Hans Ersingers Augen strahlten an Weihnachten 1979/80, als er im Eutinger Stellwerk 3 Unterschlupf bekam. Foto: Ersinger

Eutinger wie Hans Ersinger erinnern sich an Weihnachtsgeschichten, die sich rund um den Neuen Bahnhof abspielten.

Eutingen - Vor 80 Jahren wurde mit der Eröffnung des Neuen Bahnhofs Bahngeschichte geschrieben, die viele Menschen bis heute noch fesselt. Vor allem zu Weihnachten denken sie gerne an die "lebendige Zeit" des Denkmals zurück – so auch Hans Ersinger.

"Es war um Weihnachten 1979/80 in TET (Bezeichnung für den Bahnhof Eutingen, Anm. d. Red.). Ich war damals mit meinem grünen VW-Polo, Baujahr 1975, unterwegs", erinnert sich Hans Ersinger, Eigentümer der Stellwerke 1 und 3 sowie Pächter des Stellwerks 2. "Ich graste damals die Bahnstrecke ab. In meinem Kassettenrekorder lief das Lied 'Der lachende Vagabund'. Es lag Schnee. Weil es bereits dunkel und recht ungemütlich war und ich zudem kalte Füße hatte, bettelte ich am Stellwerk 3 um Einlass", erzählt er.

Hans Ersinger war dort kein »Fremder«, denn er hatte das Stellwerk bereits einige Male besucht. Deshalb ließ der diensthabende Wärter Link den Besucher hinein. Ersinger erinnert sich heute gern daran: "Es war so richtig gemütlich warm im Stellwerk und wir unterhielten uns. Zwischendurch rappelte der Streckenblock und gleich darauf fing der langsam schlagende Wecker an, den Auftrag vom Fahrdienstleiter aus Stellwerk 2 anzumelden. Auf dem Hebelwerksaufbau stand ein kleiner geschmückter Christbaum mit elektrischen Kerzen, der immer dann etwas wackelte, wenn ein Zug angefahren kam. Dann schien das ganze Stellwerk zu vibrieren. Wir schauten dann beide dem Zug nach, der Schnee hinter sich aufwirbelte. Ich freute mich in diesem Moment, Teil der Eisenbahn zu sein."

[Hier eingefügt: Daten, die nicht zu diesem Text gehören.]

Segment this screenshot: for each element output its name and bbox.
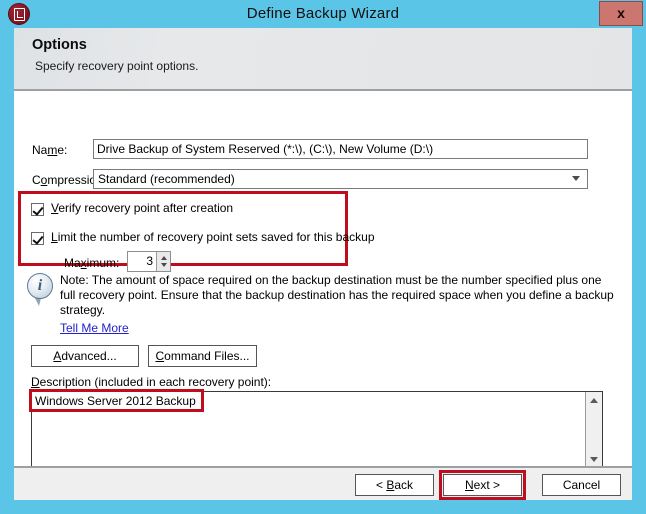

Diese Zugehörigkeit hatte jedoch auch einige Pflichten. So mussten die Bahnbediensteten an Weihnachten am Neuen Bahnhof ihren Dienst leisten. "Jedoch hat die Bahn versucht, dass die Väter an Heiligabend frei hatten und diesen mit ihrer Familie feiern konnten", erinnert sich der ehemalige Eisenbahner Benno Nesch. Der Eutinger hatte zu seiner Ausbildungszeit Dienst an Heiligabend und weiß daher noch, dass jeder als Dankeschön eine Flasche Wein bekam. "Die Weihnachtsfeier fand im Unterrichtsraum des Bahnhofsgebäudes statt. Alle Diensthabenden saßen an den Tischen und ließen sich gemeinsam das Essen schmecken. Anschließend gab es ein Unterhaltungsprogramm." Einen Stock tiefer arbeitete die Familie Creuzberger und ihre Angestellten in der Bahnhofsgaststätte, bis der letzte Zug abfuhr. Dann konnten auch sie Heiligabend feiern. Ein Christbaum zierte damals den Raum. Die Gaststätte war nur an Heiligabend geschlossen, an den anderen Weihnachtsfeiertagen hatte sie ganz normal geöffnet.

Ganz normaler Betrieb herrschte auch bei Familie Schäfer am Blockstellwerk Abel, das sich einst zwischen Eutingen und Göttelfingen befand. Von 4.45 Uhr bis kurz vor 21 Uhr arbeitete der Familienvater Karl Schäfer, der immer wieder die Bahnschranken öffnen und schließen musste. "Die Strecke zwischen Eutingen und Freudenstadt war damals noch nicht so stark befahren. Es kam schon manchmal vor, dass zwei Stunden lang kein Zug kam", erklärt Alwine Rothfuß, Tochter des damaligen Schrankenwärters. Sie war elf Jahre alt, als die Familie nach Eutingen zog. Sieben Jahre lang wurde das Weihnachtsfest im Blockstellwerk Abel gefeiert. "Wir mussten immer mit dem Vater Karten spielen, damit er nicht alleine Dienst machen musste", sagt sie. Nach dem letzten Zug gegen 21 Uhr gehörte der Heiligabend der Familie, doch auch Schäfer hatte an den folgenden Weihnachtsfeiertagen keinen freien Tag.